Salon-de-Provence : la ville qui se raconte à voix basse

Entre Nostradamus, l’École de l’Air et les meilleures olives du monde — portrait d’une ville discrète qui mérite qu’on s’y arrête vraiment

✦ Mots-clés : Salon-de-Provence visiter, Nostradamus Salon, château Empéri Salon, olives Salon-de-Provence, savon Marius Fabre Salon, que faire Salon-de-Provence

Salon-de-Provence est une ville injustement ignorée. Elle n’est pas sur la route des grands circuits touristiques — pas assez proche d’Aix pour être dans son orbite, pas assez proche de la mer pour être dans celle de Marseille. Elle est là, entre les deux, dans la plaine de la Crau, avec ses fontaines qui coulent dans un silence que les grandes villes ont perdu, ses ruelles moyenâgeuses autour du château de l’Empéri, et cette qualité particulière des villes qui n’essaient pas de plaire — qui ont leur vie propre, leurs habitudes, leurs saisons, et qui accueillent les visiteurs sans tout mettre en scène.

Cette discrétion est sa force. Salon vous surprend à chaque angle parce qu’elle ne vous a rien annoncé. Elle est le meilleur exemple de la Provence non-touristique — une ville réelle, habitée, avec ses marchés vrais et ses cafés de quartier, qui a des choses remarquables à raconter à qui prend le temps d’écouter.

Nostradamus et le château de l’Empéri

Michel de Nostredame — Nostradamus — vécut à Salon-de-Provence de 1547 jusqu’à sa mort en 1566. C’est ici qu’il écrivit ses Centuries, ce recueil de quatrains prophétiques qui continue de fasciner le monde entier cinq siècles plus tard. Sa maison, transformée en musée, est une de ces visites qui ne déçoivent jamais : les pièces reconstitués, les flacons d’apothicaire, les instruments astronomiques de l’époque créent une atmosphère d’époque saisissante. La ville a su honorer ce fils adoptif illustre sans en faire un cirque touristique.

Le château de l’Empéri est l’un des plus beaux châteaux médiévaux de Provence — et l’un des moins connus. Résidence des archevêques d’Arles depuis le Xe siècle, il domine la ville de ses tours imposantes depuis un éperon rocheux. Il abrite aujourd’hui le Musée de l’Empéri, consacré à l’histoire militaire française de Louis XIV à 1918 — l’une des plus importantes collections françaises dans ce domaine, avec des milliers de pièces d’uniformes, d’armes et d’équipements militaires d’une qualité muséographique remarquable.

L’olivier, l’école de l’air et la ville vraie

Salon-de-Provence est aussi la capitale française de l’olive confite — ces olives marinées dans l’huile aux herbes que l’on trouve sur tous les marchés de Provence mais dont les meilleures viennent de la plaine de la Crau. Les herbes fraîches de la Crau, l’huile d’olive des moulins locaux et les olives cultivées depuis des siècles sur les terrasses de la plaine donnent des produits d’une qualité que peu d’autres régions peuvent atteindre.
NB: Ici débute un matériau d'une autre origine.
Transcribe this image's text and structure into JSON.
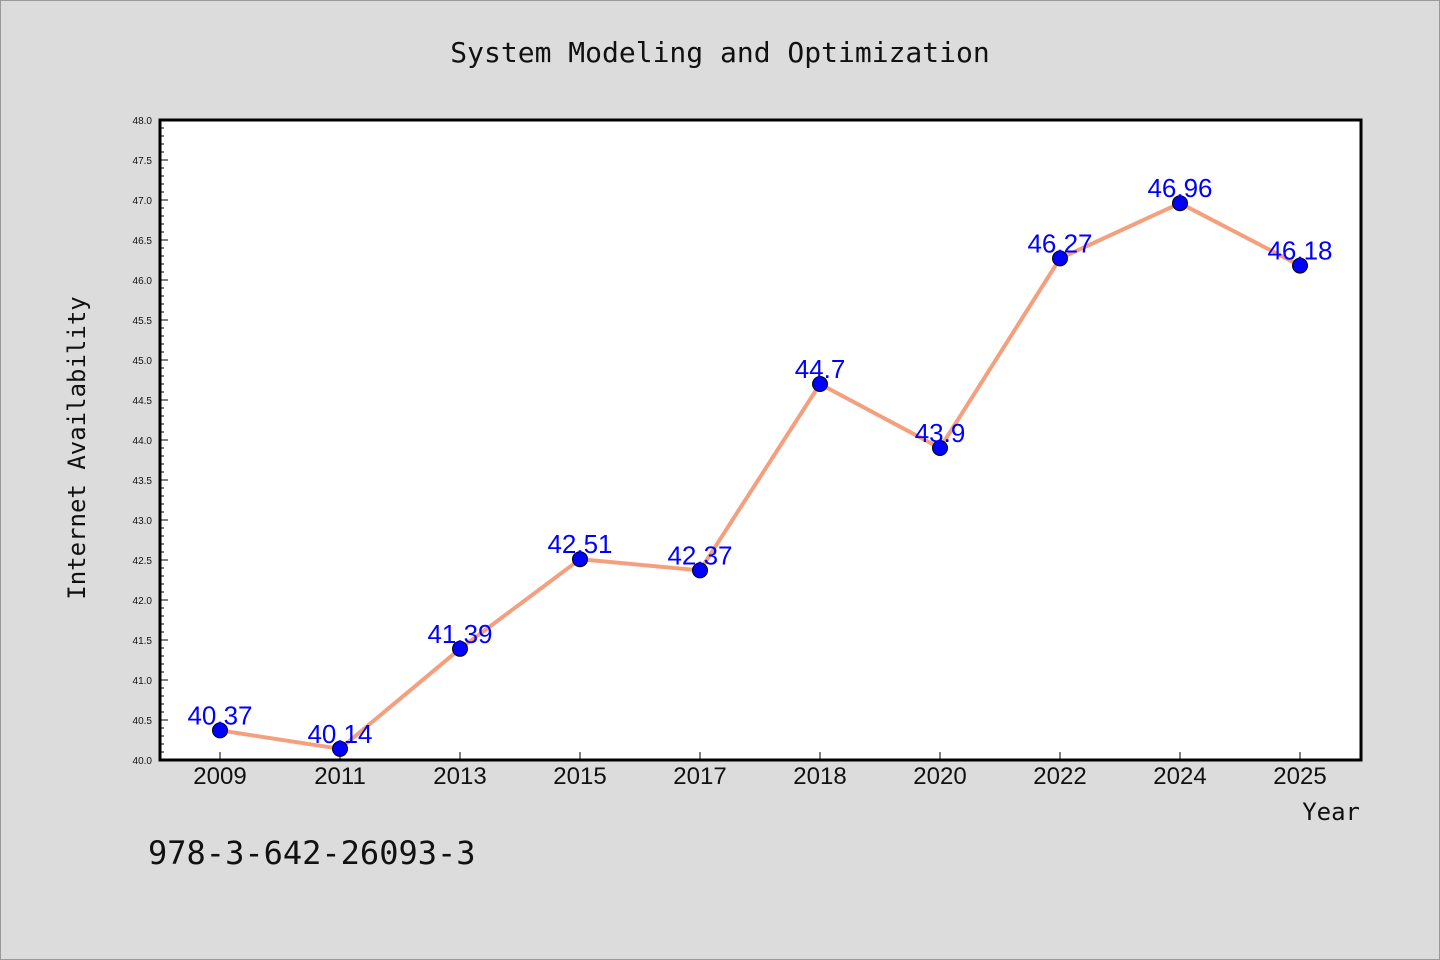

La Patrouille de France, la prestigieuse escadre de voltige aérienne de l’armée française, est basée à la Base Aérienne 701 de Salon-de-Provence. Plusieurs fois par an, les Alpha Jet de la patrouille s’entraînent au-dessus de la ville et de la Crau dans des figures qui font lever les yeux de tout le monde — tracteurs dans les champs, clients des terrasses de café, piétons sur le cours Victor Hugo.

Le marché de Salon, le mercredi et le samedi matin sur le cours Victor Hugo et la place Morgan, est l’un des meilleurs de la région pour ses produits locaux — les olives et les olivades de la Crau, bien sûr, mais aussi les légumes des maraîchers de la plaine, les fromages de brebis des élevages des Alpilles, les miels des apiculteurs du pays. Un marché qui sert les habitants d’abord — et ça se voit dans la qualité.

🌿 Anecdote — Nostradamus, avant d’être prophète, était médecin et apothicaire. À Salon, il soigna plusieurs épidémies de peste avec des remèdes à base de plantes — dont la fameuse pilule contre la peste qu’il fabriquait avec des roses séchées, du cyprès et d’autres aromates. Les historiens de la médecine ont noté que ses conseils d’hygiène — se laver les mains, aérer les pièces, isoler les malades — étaient remarquablement en avance sur son époque. Nostradamus était peut-être un meilleur médecin qu’un prophète.